Fluoroquinolone resistance in Campylobacter jejuni and Campylobacter coli from poultry and human samples assessed by PCR-restriction fragment length polymorphism assay.

  • Yuli Melisa Sierra-Arguello,
  • Thales Quedi Furian,
  • Gustavo Perdoncini,
  • Hamilton L S Moraes,
  • Carlos T P Salle,
  • Laura B Rodrigues,
  • Luciana Ruschel Dos Santos,
  • Marcos José Pereira Gomes,
  • Vladimir Pinheiro do Nascimento

DOI
https://doi.org/10.1371/journal.pone.0199974
Journal volume & issue
Vol. 13, no. 7
p. e0199974

Abstract

Read online

The objective of this study was to determine fluoroquinolone resistance in Campylobacter spp from poultry and human isolates. Forty-one Campylobacter jejuni isolates (30 of poultry origin and 11 of human origin) and 11 Campylobacter coli isolates (10 of human origin and 1 of poultry origin) were examined for ciprofloxacin, norfloxacin, and nalidixic acid resistance using the minimal inhibitory concentration (MIC) method.

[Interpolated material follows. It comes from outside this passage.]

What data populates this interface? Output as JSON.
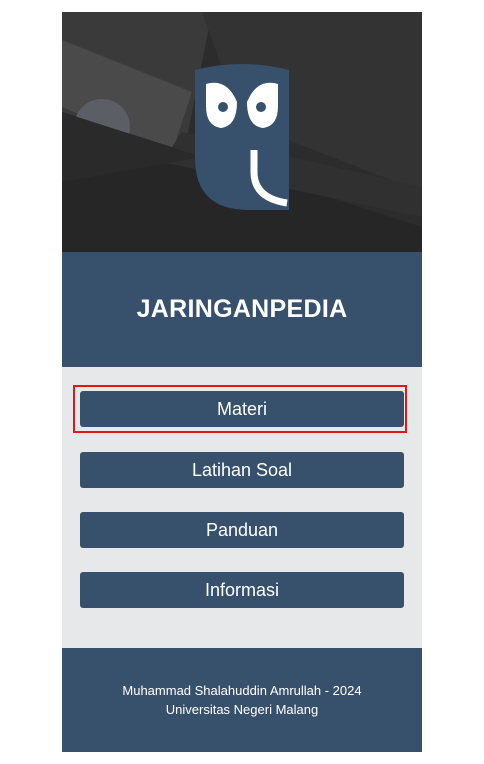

Thereafter, the isolates were analyzed by PCR-Restriction Fragment Length Polymorphism (RFLP) assay for detection of Thr-86 mutation. Finally, DNA sequencing was performed for confirmation of gyrA gene mutation. A complete correlation was observed between MICs, PCR-RFLP assay, and sequencing. The results revealed high quinolone resistance rates for C. jejuni (100%) and C. coli (100%) isolates obtained from poultry and moderate resistance for C. jejuni (9.1%) and C. coli (40%) samples of human origin. A mutation in codon 86 of the gyrA gene with a Thr-to-Ile substitution is reported to be the main cause of high resistance to quinolones. This mutation can be analyzed by PCR-RFLP assay, which has been proven to be a simple and fast method for the detection of fluoroquinolone resistance in Campylobacter spp.